Very, very few players in modern history have made this dominant a start to their Shield careers at such a young age.
Green is the most gifted all-rounder to emerge from the Australian domestic scene since Shane Watson was carving up the Shield as a teenager some 19 years ago.
Given the Australian selection panel’s fondness for all-rounders, it will be fascinating to see whether Green is rushed into the national set-up or allowed to mature, as he should be. That may well depend on which aspect of his game comes to the fore over the remainder of this summer.
Due to Australia’s wealth of pace options, bowling all-rounders seem to be far less in demand than batting all-rounders. Green has been batting at eight for WA in the Shield, which based on common sense, would make it unlikely for him to get picked to bat in Australia’s Test top seven. Wicketkeeper Tim Paine’s prolonged batting slump would make it even less likely.
Australian coach Justin Langer yesterday joked about Green: “Can we slide him in the (Test) top four?”. Langer was the coach of WA when Green made his Shield debut so he’s well aware of his ability.
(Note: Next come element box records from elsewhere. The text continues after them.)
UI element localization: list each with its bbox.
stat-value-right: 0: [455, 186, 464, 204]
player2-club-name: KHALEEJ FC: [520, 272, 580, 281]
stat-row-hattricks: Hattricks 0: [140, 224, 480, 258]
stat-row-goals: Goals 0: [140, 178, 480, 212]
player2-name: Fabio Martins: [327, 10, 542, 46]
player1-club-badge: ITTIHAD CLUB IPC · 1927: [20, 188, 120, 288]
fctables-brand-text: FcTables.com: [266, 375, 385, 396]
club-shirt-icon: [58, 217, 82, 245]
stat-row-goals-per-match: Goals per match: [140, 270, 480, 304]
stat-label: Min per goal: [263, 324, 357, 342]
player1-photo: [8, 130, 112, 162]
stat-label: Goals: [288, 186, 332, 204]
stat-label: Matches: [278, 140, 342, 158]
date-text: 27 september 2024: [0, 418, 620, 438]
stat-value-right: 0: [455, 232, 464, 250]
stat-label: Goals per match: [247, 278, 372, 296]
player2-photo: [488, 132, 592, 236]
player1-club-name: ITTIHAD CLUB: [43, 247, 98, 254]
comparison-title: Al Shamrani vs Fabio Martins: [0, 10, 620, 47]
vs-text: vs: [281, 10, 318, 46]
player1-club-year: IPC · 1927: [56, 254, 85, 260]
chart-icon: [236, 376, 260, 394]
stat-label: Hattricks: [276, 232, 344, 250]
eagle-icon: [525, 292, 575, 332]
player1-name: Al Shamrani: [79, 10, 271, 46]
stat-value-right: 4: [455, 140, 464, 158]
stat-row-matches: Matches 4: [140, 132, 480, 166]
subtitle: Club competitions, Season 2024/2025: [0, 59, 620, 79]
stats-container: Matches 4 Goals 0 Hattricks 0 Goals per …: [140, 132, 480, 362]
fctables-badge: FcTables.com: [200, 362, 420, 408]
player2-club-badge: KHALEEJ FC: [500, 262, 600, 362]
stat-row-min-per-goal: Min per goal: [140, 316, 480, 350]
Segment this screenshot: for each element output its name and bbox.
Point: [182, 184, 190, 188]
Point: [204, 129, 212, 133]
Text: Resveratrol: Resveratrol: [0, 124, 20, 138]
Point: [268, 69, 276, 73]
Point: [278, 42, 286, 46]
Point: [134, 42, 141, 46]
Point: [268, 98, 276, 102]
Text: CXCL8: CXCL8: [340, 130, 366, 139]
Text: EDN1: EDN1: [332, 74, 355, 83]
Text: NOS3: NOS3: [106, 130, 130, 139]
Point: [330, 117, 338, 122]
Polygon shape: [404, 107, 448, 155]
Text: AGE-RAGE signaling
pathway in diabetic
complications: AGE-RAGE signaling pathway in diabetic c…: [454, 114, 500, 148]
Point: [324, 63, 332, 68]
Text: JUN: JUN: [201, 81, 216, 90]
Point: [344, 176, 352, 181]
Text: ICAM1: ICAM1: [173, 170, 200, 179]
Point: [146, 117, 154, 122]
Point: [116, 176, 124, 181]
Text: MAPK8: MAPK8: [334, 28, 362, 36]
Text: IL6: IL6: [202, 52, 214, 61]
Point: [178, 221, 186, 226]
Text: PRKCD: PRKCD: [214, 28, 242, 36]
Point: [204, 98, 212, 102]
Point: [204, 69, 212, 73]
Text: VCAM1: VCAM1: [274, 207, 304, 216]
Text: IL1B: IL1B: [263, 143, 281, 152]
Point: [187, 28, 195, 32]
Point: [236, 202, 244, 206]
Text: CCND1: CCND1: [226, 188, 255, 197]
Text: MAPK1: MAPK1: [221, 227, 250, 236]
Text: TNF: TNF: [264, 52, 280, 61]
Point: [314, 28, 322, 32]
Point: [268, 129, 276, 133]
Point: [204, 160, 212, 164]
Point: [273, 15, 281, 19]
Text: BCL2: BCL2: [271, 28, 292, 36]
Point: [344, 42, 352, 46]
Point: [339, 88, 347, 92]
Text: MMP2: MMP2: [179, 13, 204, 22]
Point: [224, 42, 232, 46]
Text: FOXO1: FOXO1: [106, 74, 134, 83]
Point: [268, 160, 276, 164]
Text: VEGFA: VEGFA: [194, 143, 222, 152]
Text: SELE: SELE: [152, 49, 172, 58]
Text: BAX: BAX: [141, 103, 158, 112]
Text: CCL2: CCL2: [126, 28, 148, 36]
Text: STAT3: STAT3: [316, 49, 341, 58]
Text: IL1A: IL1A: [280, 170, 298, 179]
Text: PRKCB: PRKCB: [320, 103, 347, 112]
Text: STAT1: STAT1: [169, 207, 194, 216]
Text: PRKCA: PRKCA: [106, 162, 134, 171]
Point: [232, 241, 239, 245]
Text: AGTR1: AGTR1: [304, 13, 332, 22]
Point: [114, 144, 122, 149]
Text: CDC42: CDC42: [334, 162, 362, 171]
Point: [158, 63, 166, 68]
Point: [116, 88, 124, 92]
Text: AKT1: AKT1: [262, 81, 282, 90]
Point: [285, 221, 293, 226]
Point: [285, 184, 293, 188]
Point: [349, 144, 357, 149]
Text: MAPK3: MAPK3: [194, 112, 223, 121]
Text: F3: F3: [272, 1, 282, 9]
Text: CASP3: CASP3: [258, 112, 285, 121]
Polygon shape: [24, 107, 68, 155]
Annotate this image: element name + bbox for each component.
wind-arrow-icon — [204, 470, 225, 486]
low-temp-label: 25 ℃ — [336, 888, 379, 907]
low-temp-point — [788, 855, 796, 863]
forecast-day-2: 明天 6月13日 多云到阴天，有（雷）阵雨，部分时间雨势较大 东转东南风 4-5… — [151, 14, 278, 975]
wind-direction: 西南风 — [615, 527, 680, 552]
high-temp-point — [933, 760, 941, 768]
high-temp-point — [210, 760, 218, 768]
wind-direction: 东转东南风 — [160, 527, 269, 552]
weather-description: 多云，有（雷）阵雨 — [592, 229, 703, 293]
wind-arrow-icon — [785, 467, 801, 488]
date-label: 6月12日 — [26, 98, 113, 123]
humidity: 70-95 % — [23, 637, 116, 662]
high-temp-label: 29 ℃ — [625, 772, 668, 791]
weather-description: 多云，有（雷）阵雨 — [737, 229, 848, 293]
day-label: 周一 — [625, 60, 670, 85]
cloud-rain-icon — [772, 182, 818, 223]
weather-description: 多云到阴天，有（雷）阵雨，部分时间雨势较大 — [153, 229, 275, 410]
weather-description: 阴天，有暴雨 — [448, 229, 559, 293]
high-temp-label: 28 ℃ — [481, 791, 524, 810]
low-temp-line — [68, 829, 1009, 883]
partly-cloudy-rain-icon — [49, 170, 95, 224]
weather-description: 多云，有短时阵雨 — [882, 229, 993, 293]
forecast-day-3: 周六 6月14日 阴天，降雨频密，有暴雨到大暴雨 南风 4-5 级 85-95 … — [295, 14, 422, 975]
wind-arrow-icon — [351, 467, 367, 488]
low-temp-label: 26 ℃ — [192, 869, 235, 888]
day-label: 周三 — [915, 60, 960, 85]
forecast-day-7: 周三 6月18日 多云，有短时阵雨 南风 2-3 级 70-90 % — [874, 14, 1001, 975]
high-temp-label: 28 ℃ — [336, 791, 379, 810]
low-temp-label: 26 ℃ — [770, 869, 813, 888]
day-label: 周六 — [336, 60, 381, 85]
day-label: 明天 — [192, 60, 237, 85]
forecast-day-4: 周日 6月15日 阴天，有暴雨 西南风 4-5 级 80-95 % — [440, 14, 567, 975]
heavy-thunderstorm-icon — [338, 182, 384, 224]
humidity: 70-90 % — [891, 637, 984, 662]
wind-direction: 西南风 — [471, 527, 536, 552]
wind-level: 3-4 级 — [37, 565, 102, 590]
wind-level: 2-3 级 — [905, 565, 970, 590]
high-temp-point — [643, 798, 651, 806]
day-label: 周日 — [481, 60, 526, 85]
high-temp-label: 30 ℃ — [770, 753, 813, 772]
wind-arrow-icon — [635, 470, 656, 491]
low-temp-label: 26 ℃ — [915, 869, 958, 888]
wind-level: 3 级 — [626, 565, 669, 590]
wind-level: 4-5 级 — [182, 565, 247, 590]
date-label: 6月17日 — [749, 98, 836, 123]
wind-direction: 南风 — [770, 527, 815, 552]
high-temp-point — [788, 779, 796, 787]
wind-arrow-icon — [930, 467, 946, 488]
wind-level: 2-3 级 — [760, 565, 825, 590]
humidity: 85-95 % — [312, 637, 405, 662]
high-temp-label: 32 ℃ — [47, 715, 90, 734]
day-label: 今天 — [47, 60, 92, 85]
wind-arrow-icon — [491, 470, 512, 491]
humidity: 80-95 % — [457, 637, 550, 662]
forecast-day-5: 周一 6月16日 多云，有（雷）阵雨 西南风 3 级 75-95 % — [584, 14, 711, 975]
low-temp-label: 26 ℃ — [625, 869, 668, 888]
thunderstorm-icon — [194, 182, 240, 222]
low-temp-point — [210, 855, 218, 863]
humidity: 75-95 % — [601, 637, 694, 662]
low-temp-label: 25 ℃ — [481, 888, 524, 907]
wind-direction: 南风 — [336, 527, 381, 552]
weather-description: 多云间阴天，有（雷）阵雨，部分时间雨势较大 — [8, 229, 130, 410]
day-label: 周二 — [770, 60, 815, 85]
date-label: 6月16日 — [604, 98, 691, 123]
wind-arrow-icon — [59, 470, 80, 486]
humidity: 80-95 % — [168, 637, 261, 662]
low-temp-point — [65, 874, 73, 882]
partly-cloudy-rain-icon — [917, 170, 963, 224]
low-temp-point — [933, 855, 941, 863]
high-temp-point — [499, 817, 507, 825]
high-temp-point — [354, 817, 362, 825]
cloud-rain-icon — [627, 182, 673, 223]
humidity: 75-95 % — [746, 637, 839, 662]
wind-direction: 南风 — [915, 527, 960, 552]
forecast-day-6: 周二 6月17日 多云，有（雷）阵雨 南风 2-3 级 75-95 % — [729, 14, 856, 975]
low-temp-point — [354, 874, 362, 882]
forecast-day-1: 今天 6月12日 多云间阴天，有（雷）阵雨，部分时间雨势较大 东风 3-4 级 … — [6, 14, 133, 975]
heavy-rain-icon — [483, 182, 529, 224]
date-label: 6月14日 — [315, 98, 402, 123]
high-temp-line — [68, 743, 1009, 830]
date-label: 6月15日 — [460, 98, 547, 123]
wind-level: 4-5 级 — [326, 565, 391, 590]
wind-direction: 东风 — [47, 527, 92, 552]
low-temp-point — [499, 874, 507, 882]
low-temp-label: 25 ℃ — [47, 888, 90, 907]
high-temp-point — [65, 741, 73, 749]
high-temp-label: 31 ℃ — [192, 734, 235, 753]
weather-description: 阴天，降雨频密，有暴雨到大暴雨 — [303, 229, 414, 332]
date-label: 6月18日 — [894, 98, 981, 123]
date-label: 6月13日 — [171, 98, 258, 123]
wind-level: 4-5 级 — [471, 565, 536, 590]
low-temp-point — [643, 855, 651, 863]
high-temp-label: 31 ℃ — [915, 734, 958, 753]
With the ball Green’s attributes are obvious. He is accurate, swings the ball consistently and quite late, and earns steepling bounce due to his 200-centimetre frame. In style and size he is most similar to current Australian star Josh Hazlewood and former Test gun Stuart Clark.
With the blade, meanwhile, he is a powerful striker who is also prepared to graft for runs. In the first innings against Queensland this week Green cautiously played himself in. His first 20 runs came off 52 balls. Operating like a composed specialist batsman, he respected the good balls and pounced on loose offerings. In the second innings Green was more expansive in his strokeplay and was especially aggressive against leg spinner Mitchell Swepson.
His massive reach made it hard for Swepson to find the correct length. Green alternated between stretching forward to drive Swepson or, when the spinner changed his length, rocking back to cut and pull.
As you would imagine for such a huge man, Green has ferocious power in his strokes. Yet the shots which stood out most across both innings were a series of perfectly timed drives down the ground from the quicks – just leaning on the ball rather than thumping it.
Green bats in the top order for Subiaco-Floreat in WA Premier Cricket, where he has made 632 runs at 63 in the past two seasons. He is more than just a bowler who can bat. Green is a genuine all-rounder.
Such players don’t come around very often. Whether he can deliver on this promise, only time will tell – but there is no question he is a truly phenomenal talent.